D’autres acteurs du secteur ont également développé leurs propres algorithmes de sélection personnalisée, capables de hiérarchiser les véhicules selon les critères propres à chaque investisseur, sans exclure les opportunités secondaires. Ce type d’approche réduit le risque de se focaliser sur un seul indicateur, comme le TD, alors que la liquidité ou la qualité de la société de gestion méritent autant d’attention.

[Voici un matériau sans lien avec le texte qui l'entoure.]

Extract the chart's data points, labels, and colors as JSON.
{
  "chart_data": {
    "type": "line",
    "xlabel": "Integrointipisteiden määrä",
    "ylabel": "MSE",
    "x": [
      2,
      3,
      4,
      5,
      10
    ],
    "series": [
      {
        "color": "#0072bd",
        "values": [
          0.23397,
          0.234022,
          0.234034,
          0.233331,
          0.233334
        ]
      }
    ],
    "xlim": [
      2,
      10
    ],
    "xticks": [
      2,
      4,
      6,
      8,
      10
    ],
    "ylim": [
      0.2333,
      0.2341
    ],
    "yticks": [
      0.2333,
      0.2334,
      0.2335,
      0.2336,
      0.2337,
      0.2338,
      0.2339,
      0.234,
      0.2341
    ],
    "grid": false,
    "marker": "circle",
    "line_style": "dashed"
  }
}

Ce qu’il faut garder en tête avant d’investir
Malgré le rebond de la collecte nette (+29 % sur 2025, à 4,56 milliards d’euros), la liquidité reste un point de vigilance, notamment pour les SCPI à capital variable ayant connu des délais de retrait allongés depuis 2023. Investir en SCPI, c’est accepter un horizon de placement de 8 à 10 ans minimum, sans garantie de capital ni de rendement futur.
La polarisation des performances est réelle : le taux de distribution varie de 4,2 % pour les SCPI résidentielles à 6,0 % pour les SCPI diversifiées, et certains véhicules continuent de réduire leur distribution même si la moyenne progresse. Avant tout engagement, consulter un conseiller en investissements financiers inscrit à l’ORIAS permet de vérifier l’adéquation du placement à sa situation patrimoniale.